It wasn't so much a change in heart as it was the natural and common progression of disappointment which prideful people display. After a prideful person sees that the object of their pride doesn't meet their standard they may disavow that object.

While John loved Jesus unconditionally Peter showed pride in aspects of Jesus' life and ministry as well as loving Him. That pride interfered with his love. Peter was proud of the Teaching, Preaching, Healing and Delivering Messiah as well as even the Dying Messiah but he was not proud of the Humiliated and Suffering Messiah.

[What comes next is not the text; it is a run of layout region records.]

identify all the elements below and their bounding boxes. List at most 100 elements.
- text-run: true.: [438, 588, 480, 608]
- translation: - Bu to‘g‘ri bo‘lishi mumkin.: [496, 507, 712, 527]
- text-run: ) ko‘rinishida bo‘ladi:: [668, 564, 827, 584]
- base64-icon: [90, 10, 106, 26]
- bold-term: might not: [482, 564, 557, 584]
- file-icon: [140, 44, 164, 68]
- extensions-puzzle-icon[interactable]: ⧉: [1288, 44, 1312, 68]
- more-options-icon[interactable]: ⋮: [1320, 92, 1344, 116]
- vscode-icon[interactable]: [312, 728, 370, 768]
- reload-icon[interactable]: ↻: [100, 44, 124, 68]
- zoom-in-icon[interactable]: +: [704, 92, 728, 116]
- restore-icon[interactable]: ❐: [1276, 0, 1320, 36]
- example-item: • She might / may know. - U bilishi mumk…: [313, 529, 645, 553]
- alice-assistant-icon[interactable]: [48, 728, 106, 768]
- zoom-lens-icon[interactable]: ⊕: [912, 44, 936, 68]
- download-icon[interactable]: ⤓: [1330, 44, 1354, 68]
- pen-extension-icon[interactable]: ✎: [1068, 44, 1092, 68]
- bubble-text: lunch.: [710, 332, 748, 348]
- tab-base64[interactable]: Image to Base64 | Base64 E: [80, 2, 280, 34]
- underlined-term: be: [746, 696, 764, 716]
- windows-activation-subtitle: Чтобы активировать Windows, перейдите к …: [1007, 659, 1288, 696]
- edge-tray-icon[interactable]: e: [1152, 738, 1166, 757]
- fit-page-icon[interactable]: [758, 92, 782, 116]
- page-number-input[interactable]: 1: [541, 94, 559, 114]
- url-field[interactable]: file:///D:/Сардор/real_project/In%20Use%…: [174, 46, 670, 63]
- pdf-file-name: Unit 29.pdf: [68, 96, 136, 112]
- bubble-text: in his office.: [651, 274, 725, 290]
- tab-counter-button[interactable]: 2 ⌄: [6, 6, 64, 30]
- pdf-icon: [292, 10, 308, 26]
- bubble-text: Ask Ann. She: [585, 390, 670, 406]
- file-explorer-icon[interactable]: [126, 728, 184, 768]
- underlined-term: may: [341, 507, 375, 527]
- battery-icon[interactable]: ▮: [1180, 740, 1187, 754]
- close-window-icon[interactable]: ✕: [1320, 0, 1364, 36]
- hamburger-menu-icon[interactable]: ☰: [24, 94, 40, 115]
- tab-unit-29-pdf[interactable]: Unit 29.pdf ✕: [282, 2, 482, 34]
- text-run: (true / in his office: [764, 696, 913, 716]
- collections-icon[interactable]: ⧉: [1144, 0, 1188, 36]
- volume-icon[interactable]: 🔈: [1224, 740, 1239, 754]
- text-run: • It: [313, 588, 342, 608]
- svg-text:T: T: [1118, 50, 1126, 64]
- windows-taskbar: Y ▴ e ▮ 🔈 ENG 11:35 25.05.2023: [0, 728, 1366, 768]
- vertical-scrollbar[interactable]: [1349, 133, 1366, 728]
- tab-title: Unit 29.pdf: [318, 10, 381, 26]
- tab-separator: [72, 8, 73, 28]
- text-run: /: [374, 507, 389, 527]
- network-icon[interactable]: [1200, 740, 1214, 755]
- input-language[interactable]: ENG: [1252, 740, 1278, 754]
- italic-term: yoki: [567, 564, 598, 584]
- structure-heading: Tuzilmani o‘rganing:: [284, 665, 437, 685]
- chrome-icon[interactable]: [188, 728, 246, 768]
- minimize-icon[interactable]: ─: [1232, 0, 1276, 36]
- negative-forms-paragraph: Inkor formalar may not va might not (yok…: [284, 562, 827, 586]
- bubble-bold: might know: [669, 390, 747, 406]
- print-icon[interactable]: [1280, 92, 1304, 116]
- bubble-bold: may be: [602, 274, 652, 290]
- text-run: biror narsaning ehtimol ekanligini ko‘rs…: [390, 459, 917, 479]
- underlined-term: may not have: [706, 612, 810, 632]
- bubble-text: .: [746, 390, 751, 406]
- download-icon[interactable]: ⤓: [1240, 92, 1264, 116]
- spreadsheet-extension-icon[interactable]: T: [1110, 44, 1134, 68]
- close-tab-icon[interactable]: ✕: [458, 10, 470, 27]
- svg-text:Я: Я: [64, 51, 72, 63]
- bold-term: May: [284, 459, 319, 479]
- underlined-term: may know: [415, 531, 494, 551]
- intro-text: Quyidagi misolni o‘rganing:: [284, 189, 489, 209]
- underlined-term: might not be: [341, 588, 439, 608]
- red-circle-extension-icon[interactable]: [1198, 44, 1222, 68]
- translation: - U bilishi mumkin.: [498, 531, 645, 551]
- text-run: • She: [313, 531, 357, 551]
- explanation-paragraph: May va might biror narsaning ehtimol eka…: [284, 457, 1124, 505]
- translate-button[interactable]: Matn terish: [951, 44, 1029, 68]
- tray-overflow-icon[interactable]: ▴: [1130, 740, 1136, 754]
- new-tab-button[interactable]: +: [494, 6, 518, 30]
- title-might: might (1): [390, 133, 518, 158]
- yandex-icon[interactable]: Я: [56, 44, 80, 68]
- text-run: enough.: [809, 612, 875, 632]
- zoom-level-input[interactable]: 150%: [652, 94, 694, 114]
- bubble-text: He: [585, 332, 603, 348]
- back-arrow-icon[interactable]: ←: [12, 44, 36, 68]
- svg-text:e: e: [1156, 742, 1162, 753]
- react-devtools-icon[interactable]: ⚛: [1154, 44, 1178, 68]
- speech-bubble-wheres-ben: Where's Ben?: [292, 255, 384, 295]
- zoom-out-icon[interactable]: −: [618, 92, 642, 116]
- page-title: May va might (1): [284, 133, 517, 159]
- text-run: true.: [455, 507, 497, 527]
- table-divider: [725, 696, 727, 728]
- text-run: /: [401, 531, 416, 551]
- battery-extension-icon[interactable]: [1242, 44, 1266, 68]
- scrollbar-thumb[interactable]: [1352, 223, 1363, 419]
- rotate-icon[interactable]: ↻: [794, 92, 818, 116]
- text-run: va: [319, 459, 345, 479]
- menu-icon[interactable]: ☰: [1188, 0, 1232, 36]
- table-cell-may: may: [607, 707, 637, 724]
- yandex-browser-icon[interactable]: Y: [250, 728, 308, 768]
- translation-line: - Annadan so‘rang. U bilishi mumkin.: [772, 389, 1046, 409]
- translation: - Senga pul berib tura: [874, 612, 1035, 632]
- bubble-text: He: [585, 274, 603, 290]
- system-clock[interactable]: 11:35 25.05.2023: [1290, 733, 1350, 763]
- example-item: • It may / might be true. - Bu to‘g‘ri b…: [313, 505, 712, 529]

Peter was willing to die immediately for Jesus in his own way with a sword in his hand rather than God's way for him to die years later on a cross of his own (as far as we know). His actions against the representatives of the evil rulers of the people of Israel are not venerable. Its a kind of false fleshy courage based in pride. Can you hear the pride in this statement: "If God wants me to do it I'm doing it my way when I want." It's seen in the contemporary world when people may say things like this: "You're not going to talk bad about or hurt my wife/child/husband/friend." This defensiveness is sometimes healthy but can become unhealthy because punishment is sometimes necessary. The punishment of Christ for us was necessary. Jesus did instruct the disciples to carry a sword but He never authorized them to use it in His defense. His Kingdom isn't of this world and if Peter had been listening he would have known that. Besides Jesus didn't need Peter to attack them. All He had to say was I AM and they would have kept falling over. Peter's pride is also shown in how he rebuked the Lord and he didn't ask questions concerning the Lord's death which Jesus had already announced as unavoidable. Satan desired to sift Peter like wheat and nearly was able to because Peter wasn't willing to suffer in the form of humiliation and abasement rather than death with Jesus.